结构化输出：让 Claude 返回可以直接解析的数据

"让 Claude 返回 JSON"听起来简单，但生产环境里经常出现 Claude 在 JSON 前后加了解释文字，或者字段名不一致。正确的做法是用结构化输出，不是靠 prompt 祈祷。

方式一：工具调用（最可靠）

把你要的数据结构定义为一个"工具"，让 Claude 调用它。这是最可靠的方式，因为 Claude 知道它在填写结构化数据，不会多加文字。

import anthropic
import json

client = anthropic.Anthropic()

# 把数据结构定义为工具
code_review_tool = {
    "name": "submit_code_review",
    "description": "提交代码审查结果",
    "input_schema": {
        "type": "object",
        "properties": {
            "severity": {
                "type": "string",
                "enum": ["critical", "warning", "suggestion"],
            },
            "issues": {
                "type": "array",
                "items": {
                    "type": "object",
                    "properties": {
                        "line": {"type": "integer"},
                        "description": {"type": "string"},
                        "fix": {"type": "string"},
                    },
                    "required": ["line", "description"],
                }
            },
            "summary": {"type": "string"},
        },
        "required": ["severity", "issues", "summary"],
    }
}

response = client.messages.create(
    model="claude-sonnet-4-5",
    max_tokens=2048,
    tools=[code_review_tool],
    tool_choice={"type": "tool", "name": "submit_code_review"},  # 强制调用
    messages=[{"role": "user", "content": f"审查这段代码：\n{code}"}],
)

# 直接获取结构化数据
result = response.content[0].input
print(result["severity"], result["issues"])

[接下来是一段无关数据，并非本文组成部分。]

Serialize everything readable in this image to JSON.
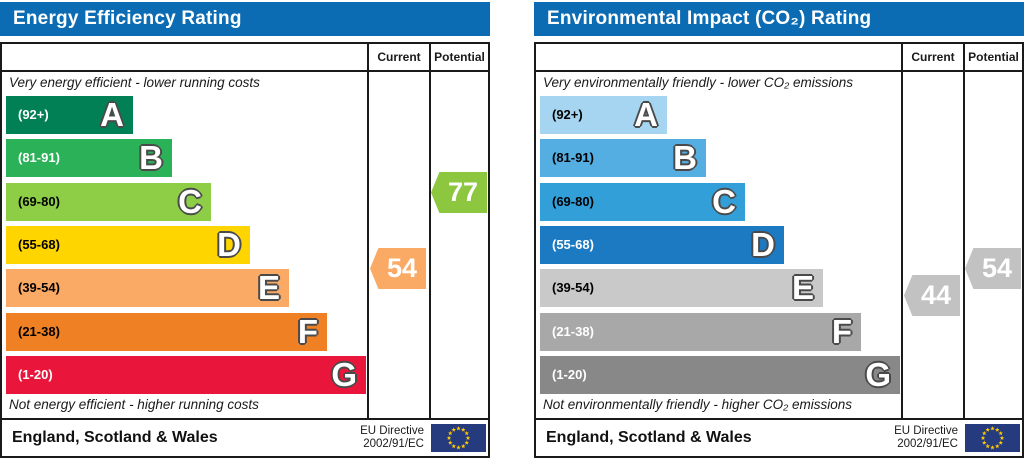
{
  "colors": {
    "header_bg": "#0c6cb3",
    "border": "#1a1a1a",
    "eu_flag_bg": "#263a7e",
    "eu_flag_star": "#ffcc00"
  },
  "panels": [
    {
      "title": "Energy Efficiency Rating",
      "col_current": "Current",
      "col_potential": "Potential",
      "top_note": "Very energy efficient - lower running costs",
      "bottom_note": "Not energy efficient - higher running costs",
      "bands": [
        {
          "range": "(92+)",
          "letter": "A",
          "color": "#008054",
          "label_color": "#ffffff"
        },
        {
          "range": "(81-91)",
          "letter": "B",
          "color": "#2bb258",
          "label_color": "#ffffff"
        },
        {
          "range": "(69-80)",
          "letter": "C",
          "color": "#8dce46",
          "label_color": "#000000"
        },
        {
          "range": "(55-68)",
          "letter": "D",
          "color": "#ffd500",
          "label_color": "#000000"
        },
        {
          "range": "(39-54)",
          "letter": "E",
          "color": "#fbaa65",
          "label_color": "#000000"
        },
        {
          "range": "(21-38)",
          "letter": "F",
          "color": "#ef8023",
          "label_color": "#000000"
        },
        {
          "range": "(1-20)",
          "letter": "G",
          "color": "#e9153b",
          "label_color": "#ffffff"
        }
      ],
      "current": {
        "label": "54",
        "color": "#fbaa65"
      },
      "potential": {
        "label": "77",
        "color": "#8dc63f"
      },
      "footer_region": "England, Scotland & Wales",
      "eu_directive_line1": "EU Directive",
      "eu_directive_line2": "2002/91/EC"
    },
    {
      "title": "Environmental Impact (CO₂) Rating",
      "col_current": "Current",
      "col_potential": "Potential",
      "top_note": "Very environmentally friendly - lower CO₂ emissions",
      "bottom_note": "Not environmentally friendly - higher CO₂ emissions",
      "bands": [
        {
          "range": "(92+)",
          "letter": "A",
          "color": "#a5d5f0",
          "label_color": "#000000"
        },
        {
          "range": "(81-91)",
          "letter": "B",
          "color": "#55aee2",
          "label_color": "#000000"
        },
        {
          "range": "(69-80)",
          "letter": "C",
          "color": "#339fd8",
          "label_color": "#000000"
        },
        {
          "range": "(55-68)",
          "letter": "D",
          "color": "#1c7ac2",
          "label_color": "#ffffff"
        },
        {
          "range": "(39-54)",
          "letter": "E",
          "color": "#c9c9c9",
          "label_color": "#000000"
        },
        {
          "range": "(21-38)",
          "letter": "F",
          "color": "#a8a8a8",
          "label_color": "#ffffff"
        },
        {
          "range": "(1-20)",
          "letter": "G",
          "color": "#888888",
          "label_color": "#ffffff"
        }
      ],
      "current": {
        "label": "44",
        "color": "#c2c2c2"
      },
      "potential": {
        "label": "54",
        "color": "#c2c2c2"
      },
      "footer_region": "England, Scotland & Wales",
      "eu_directive_line1": "EU Directive",
      "eu_directive_line2": "2002/91/EC"
    }
  ],
  "chart_data": [
    {
      "type": "bar",
      "title": "Energy Efficiency Rating",
      "categories": [
        "A",
        "B",
        "C",
        "D",
        "E",
        "F",
        "G"
      ],
      "band_ranges": [
        "92+",
        "81-91",
        "69-80",
        "55-68",
        "39-54",
        "21-38",
        "1-20"
      ],
      "band_colors": [
        "#008054",
        "#2bb258",
        "#8dce46",
        "#ffd500",
        "#fbaa65",
        "#ef8023",
        "#e9153b"
      ],
      "current": 54,
      "potential": 77,
      "current_band": "E",
      "potential_band": "C",
      "scale_min": 1,
      "scale_max": 100,
      "top_label": "Very energy efficient - lower running costs",
      "bottom_label": "Not energy efficient - higher running costs",
      "footer": "England, Scotland & Wales",
      "directive": "EU Directive 2002/91/EC"
    },
    {
      "type": "bar",
      "title": "Environmental Impact (CO₂) Rating",
      "categories": [
        "A",
        "B",
        "C",
        "D",
        "E",
        "F",
        "G"
      ],
      "band_ranges": [
        "92+",
        "81-91",
        "69-80",
        "55-68",
        "39-54",
        "21-38",
        "1-20"
      ],
      "band_colors": [
        "#a5d5f0",
        "#55aee2",
        "#339fd8",
        "#1c7ac2",
        "#c9c9c9",
        "#a8a8a8",
        "#888888"
      ],
      "current": 44,
      "potential": 54,
      "current_band": "E",
      "potential_band": "E",
      "scale_min": 1,
      "scale_max": 100,
      "top_label": "Very environmentally friendly - lower CO₂ emissions",
      "bottom_label": "Not environmentally friendly - higher CO₂ emissions",
      "footer": "England, Scotland & Wales",
      "directive": "EU Directive 2002/91/EC"
    }
  ]
}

方式二：system prompt + JSON mode

如果不想定义工具，可以在 system prompt 里强制 JSON 输出，但需要更严格的约束：

response = client.messages.create(
    model="claude-sonnet-4-5",
    system="""你只输出 JSON，不输出任何其他内容。
不要有 markdown 代码块，不要有解释，直接输出 JSON 对象。

输出格式：
{
  "category": "bug|improvement|style",
  "confidence": 0.0-1.0,
  "description": "问题描述"
}""",
    messages=[...],
)

# 解析时加防御
try:
    data = json.loads(response.content[0].text)
except json.JSONDecodeError:
    # 处理 Claude 偶尔输出非 JSON 的情况
    text = response.content[0].text
    # 尝试提取 JSON 片段
    import re
    match = re.search(r'\{.*\}', text, re.DOTALL)
    if match:
        data = json.loads(match.group())

Pydantic 集成（Python）：

from pydantic import BaseModel
from typing import Literal

class ReviewIssue(BaseModel):
    line: int
    description: str
    fix: str | None = None

class CodeReview(BaseModel):
    severity: Literal["critical", "warning", "suggestion"]
    issues: list[ReviewIssue]
    summary: str

# 用 Pydantic 的 JSON schema 自动生成工具定义
tool_schema = CodeReview.model_json_schema()

批量处理时的输出一致性：

当处理大量数据时，Claude 的输出格式可能在不同请求间有细微差异。最佳实践： - 用工具调用强制结构 - 对每个响应做 schema 验证 - 记录并监控解析失败率

生产环境里，解析失败率超过 0.1% 就需要排查 prompt 设计了。